Even yesterday, I couldn't have predicted today would be the day.  But as I was praying at work today, I felt a still small voice letting me know the time had come.

And so I must learn again how to describe what I do.  It's no longer, "I'm a labor and delivery nurse, and lactation consultant."  But instead, "I'm a lactation consultant and nurse in a family birth center."
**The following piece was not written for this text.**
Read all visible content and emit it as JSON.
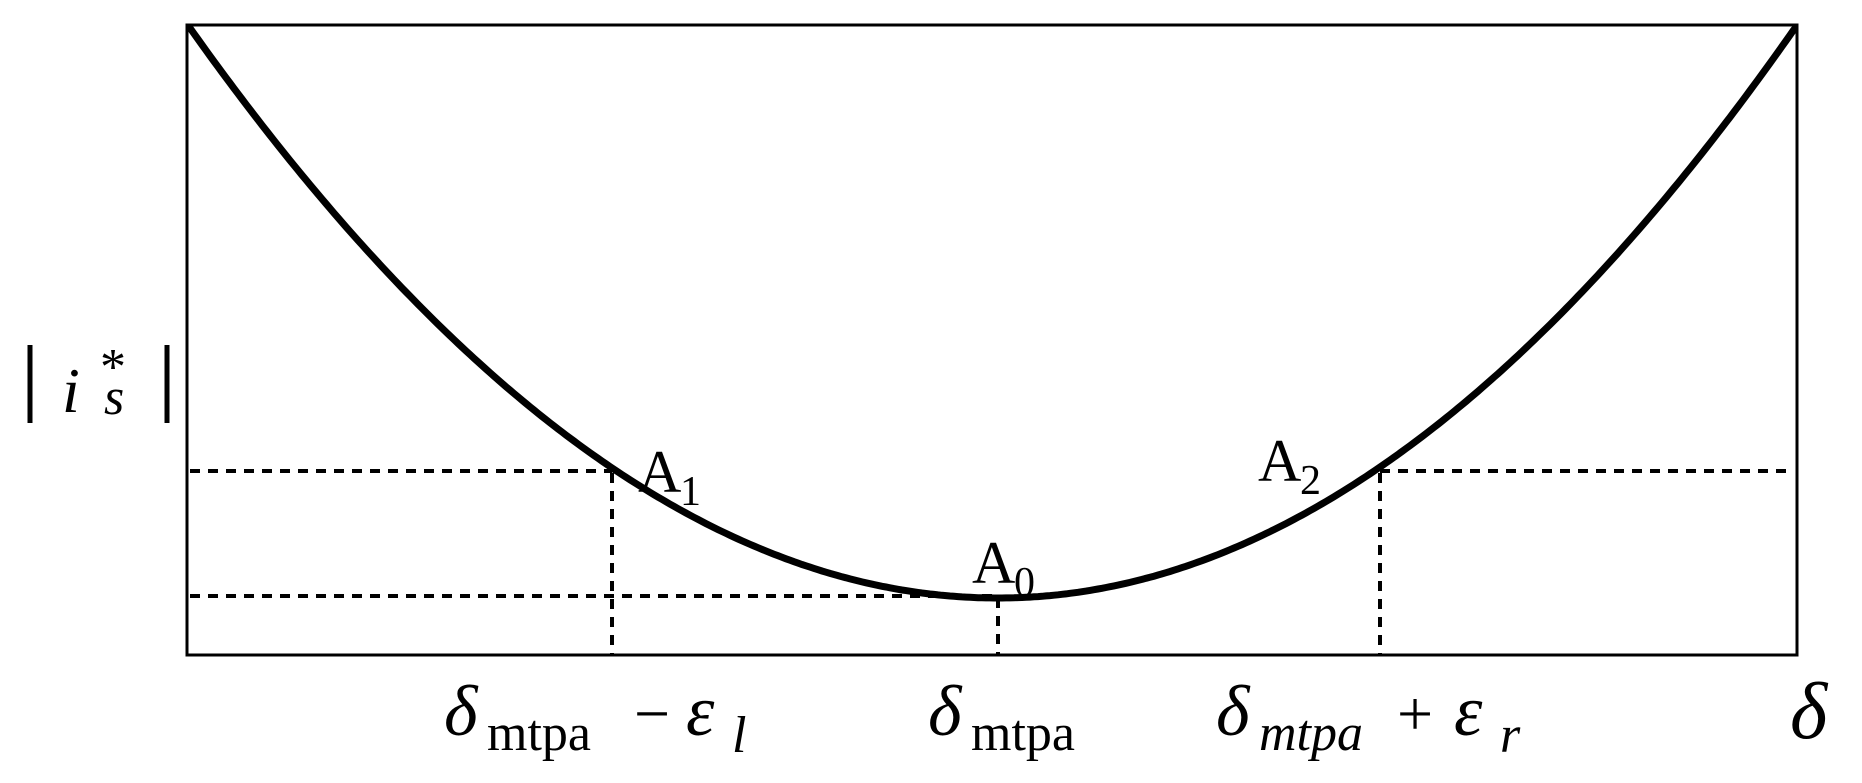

**disclaimer: I feel like I have always been able to give excellent care to my patients, but I want that statement to remain true :) No one's care has been compromised on my watch.

Comments

  1. As your momma, I am so proud of you! You have always been a great nurse! To focus on one less area of responsibility is a great way to be completely competent at what you do! I've said many times "if I had half the knowledge you have about lactation I would have been a better mom to you and your sister in that first year of life!" Keep up the good work of educating young moms on how to properly feed their little ones! I love you!